Появление мамы в Москве после всего, что было, в сорок втором году — удивительно, но еще удивительнее, что все как-то обошлось. Когда, спрятав подальше свою синенькую бумажку, в которой говорилось, что она освобождена из заключения (маму предупредили: восстановить эту бумажку ни при каких обстоятельствах невозможно — придется отсидеть еще один срок), она прибыла на станцию Потьма и увидела, что там творится, когда, отчаявшись сесть на поезд даже с билетом, который фантастическим образом, но удалось взять, она повисла на подножке тронувшегося состава, а здоровенная проводница принялась сталкивать ее на ходу, упершись в грудь коленом, а мама за два года до того перенесла в лагере тяжелейшую грудную операцию, — в тот момент мама, наверно, тепло вспомнила оставшийся лагерь. Но ей нужно было уехать, остаться в Потьме она не могла — просто есть было нечего. «Люди ль вы?!» — закричала мама. Я вижу ее, несмотря на всю немыслимость сцены: с чемоданом, бледную, отчаявшуюся от безвыходности положения, маленькую, в той же огромной дохе, висящую на подножке, а поезд уже движется, его провожают привыкшие ко всему равнодушные глаза тех, кто остался на станции Потьма… Мама крикнула, очевидно, громко — ее услышали сквозь лязг набиравшего скорость состава. Кто-то отстранил проводницу, и маму втащили в вагон.

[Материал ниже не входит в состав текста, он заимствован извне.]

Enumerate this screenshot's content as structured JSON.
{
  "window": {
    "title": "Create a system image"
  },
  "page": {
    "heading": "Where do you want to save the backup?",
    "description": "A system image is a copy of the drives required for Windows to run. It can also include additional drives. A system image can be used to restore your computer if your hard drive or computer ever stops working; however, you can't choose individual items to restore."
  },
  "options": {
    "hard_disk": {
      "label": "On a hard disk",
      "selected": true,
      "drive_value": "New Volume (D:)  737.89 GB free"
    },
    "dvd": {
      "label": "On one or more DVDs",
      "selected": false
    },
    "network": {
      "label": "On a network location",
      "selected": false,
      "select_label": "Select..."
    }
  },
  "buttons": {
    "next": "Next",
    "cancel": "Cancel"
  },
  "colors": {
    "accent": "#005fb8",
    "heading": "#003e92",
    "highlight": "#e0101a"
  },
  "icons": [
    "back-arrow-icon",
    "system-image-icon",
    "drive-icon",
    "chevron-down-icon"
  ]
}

Она просидела всю ночь в уголке, у двери, а утром, в Москве, выйдя на привокзальную площадь, побрела к Кировским Воротам, шарахаясь от каждого милиционера.

Она пропала бы в Москве, не окажись в это время одной из ее младших сестер — Зоси, человека с судьбой незаурядной, в которой время выразилось по-своему, любопытно-трагически.

Непохожая на остальных сестер: комсомолка, очень рано член партии, в самом начале тридцатых годов отправленная на нелегальную работу в Польшу, она успешно и громко села там в тюрьму, прошла дефензиву, была приговорена к смертной казни, виселицу заменили двадцатью годами, она сидела до 1939 года, пока тюремная администрация не побежала перед быстро идущими немецкими танками.